In 1946 the parties to this action were divorced in Nevada upon an action brought by the wife. This decree adopted the provisions of an agreement that had been entered into by the parties concerning their property rights and the custody of the four minor children of the parties. As regards the custody of the children, the agreement, and hence the decree, provided that the mother should have custody of the children with the father having reasonable rights of visitation, but only at the home of the mother.
Subsequently the father brought an action in Alameda County to modify the custody provisions of the Nevada decree. An order was made by Judge Quinn modifying the custody provisions of the Nevada decree to the extent that the father could not only visit the children at the home of the mother at reasonable times, but could take the two oldest children with him on alternate Sundays. It was further provided however that . . he shall not take or permit to be taken any of said children to his home nor shall he permit any of said children to meet with or to be in the company of his present wife at any time when any of said children are taken from the defendant’s home . . and also, “The defendant (mother) shall not by any act or word defame the character of the plaintiff or his present wife to any of said children.”
On April 28, 1947, at the time of Judge Quinn’s order both parties and the four minor children lived in Alameda County. The father saw his children two or three times a week.

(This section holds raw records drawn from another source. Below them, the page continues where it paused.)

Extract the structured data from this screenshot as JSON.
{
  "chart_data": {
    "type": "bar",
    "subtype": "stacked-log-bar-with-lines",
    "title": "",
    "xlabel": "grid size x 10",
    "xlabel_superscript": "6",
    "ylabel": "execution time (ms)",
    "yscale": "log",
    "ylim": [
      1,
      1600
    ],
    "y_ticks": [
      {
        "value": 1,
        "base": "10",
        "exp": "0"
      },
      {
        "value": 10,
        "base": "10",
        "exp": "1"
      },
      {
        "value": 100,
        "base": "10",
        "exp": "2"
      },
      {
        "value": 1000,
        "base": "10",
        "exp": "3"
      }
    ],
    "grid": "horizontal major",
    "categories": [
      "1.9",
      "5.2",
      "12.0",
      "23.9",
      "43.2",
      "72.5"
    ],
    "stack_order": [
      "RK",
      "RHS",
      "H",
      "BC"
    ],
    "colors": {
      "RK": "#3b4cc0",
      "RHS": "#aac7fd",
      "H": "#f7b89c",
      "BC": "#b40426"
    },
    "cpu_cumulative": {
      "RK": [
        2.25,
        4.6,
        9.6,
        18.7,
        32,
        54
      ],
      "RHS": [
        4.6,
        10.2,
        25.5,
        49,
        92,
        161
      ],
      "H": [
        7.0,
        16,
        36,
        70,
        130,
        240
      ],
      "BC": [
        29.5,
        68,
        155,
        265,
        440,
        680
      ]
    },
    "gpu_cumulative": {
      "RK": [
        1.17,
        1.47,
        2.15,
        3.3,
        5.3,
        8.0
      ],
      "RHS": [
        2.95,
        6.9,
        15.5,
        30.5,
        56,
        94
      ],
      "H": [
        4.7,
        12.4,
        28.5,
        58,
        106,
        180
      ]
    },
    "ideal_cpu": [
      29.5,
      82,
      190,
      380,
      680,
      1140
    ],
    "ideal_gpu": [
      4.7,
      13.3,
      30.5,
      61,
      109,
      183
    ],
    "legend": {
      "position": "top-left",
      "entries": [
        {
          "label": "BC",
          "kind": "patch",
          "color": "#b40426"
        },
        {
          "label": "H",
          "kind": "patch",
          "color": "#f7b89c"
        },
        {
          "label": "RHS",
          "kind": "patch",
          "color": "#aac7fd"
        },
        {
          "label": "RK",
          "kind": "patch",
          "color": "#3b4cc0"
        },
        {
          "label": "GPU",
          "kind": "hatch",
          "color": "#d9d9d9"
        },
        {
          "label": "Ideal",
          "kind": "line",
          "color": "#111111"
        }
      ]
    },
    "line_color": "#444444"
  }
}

In June, 1947, approximately two months after Judge Quinn’s order, the mother sold her home in Alameda County. *723Taking the four children she moved first to Calistoga, California, and then, in August, 1947, to Hemet, California, where she has since resided with the four children. Since that time the father has seen his children only once. Though the children corresponded frequently with their father at the beginning of their stay in Hemet, correspondence subsequently became very infrequent. The father’s business as an accountant makes it difficult for him to travel to Hemet (near Los Angeles). It also appears that he is physically unable to drive the distance between Oakland and Hemet.
In June, 1950, the father petitioned the Superior Court of Alameda County for an order modifying the custody provisions of Judge Quinn's order. He sought the right to have the four children with him during a portion of their vacations from school. After a hearing, Judge Harris of the above court modified Judge Quinn’s order so as to provide that the father have three of the children with him during the month of July every year, the remaining child to choose for herself whether or not she wished to join the others in visiting her father. Prom this order the mother appeals.
The jurisdiction of the court to make the order complained of is conceded. Appellant’s entire appeal seems to be premised upon the basis that Judge Quinn’s order was, in effect, a finding that respondent’s present wife was not a fit and proper person with whom the children should associate, and that in this respect there has been no change of circumstances, although appellant also seems to argue that there is no change in circumstances in general.
The fact that at the time Judge Quinn’s order was made the children and the father were all living in Alameda County, where the father could frequently see his children without difficulty, and that the children have since been removed to a distant part of the state, rendering frequent visits with their father impracticable, constitutes a sufficient change in circumstances to justifv the order appealed from.
We cannot follow appellant in her argument that a finding that respondent’s present wife is an unfit person to be in contact with the children must be implied from Judge Quinn’s order prohibiting the father from taking the children into her presence. The present wife has no legal rights in relation to the children and if Judge Quinn deemed it better for the children not to see her under the then existing circumstances she had no legal standing to complain. It required no *724finding of unfitness to justify that order, which sufficiently distinguishes the case of Booth v. Booth, 69 Cal.App.2d 496 [159 P.2d 93], where the mother was deprived of the custody of her own infant daughter, in which case the normal legal rights of a parent were taken from her.
Here the argument for an implied finding of unfitness is based on pure conjecture, and it may be conjectured with at least equal probability that, since Judge Quinn found it necessary to provide that appellant should not “defame the character of the'. . . present wife to any of said children,” he concluded that less friction would be generated by the order in the form in which he framed it. With the subsequent change of circumstances Judge Harris did not abuse his discretion in removing this restriction for the month of July, in which month under his order the father should have the children in his home.
The order appealed from is affirmed.
Nourse, P. J., .and Goodell, J., concurred.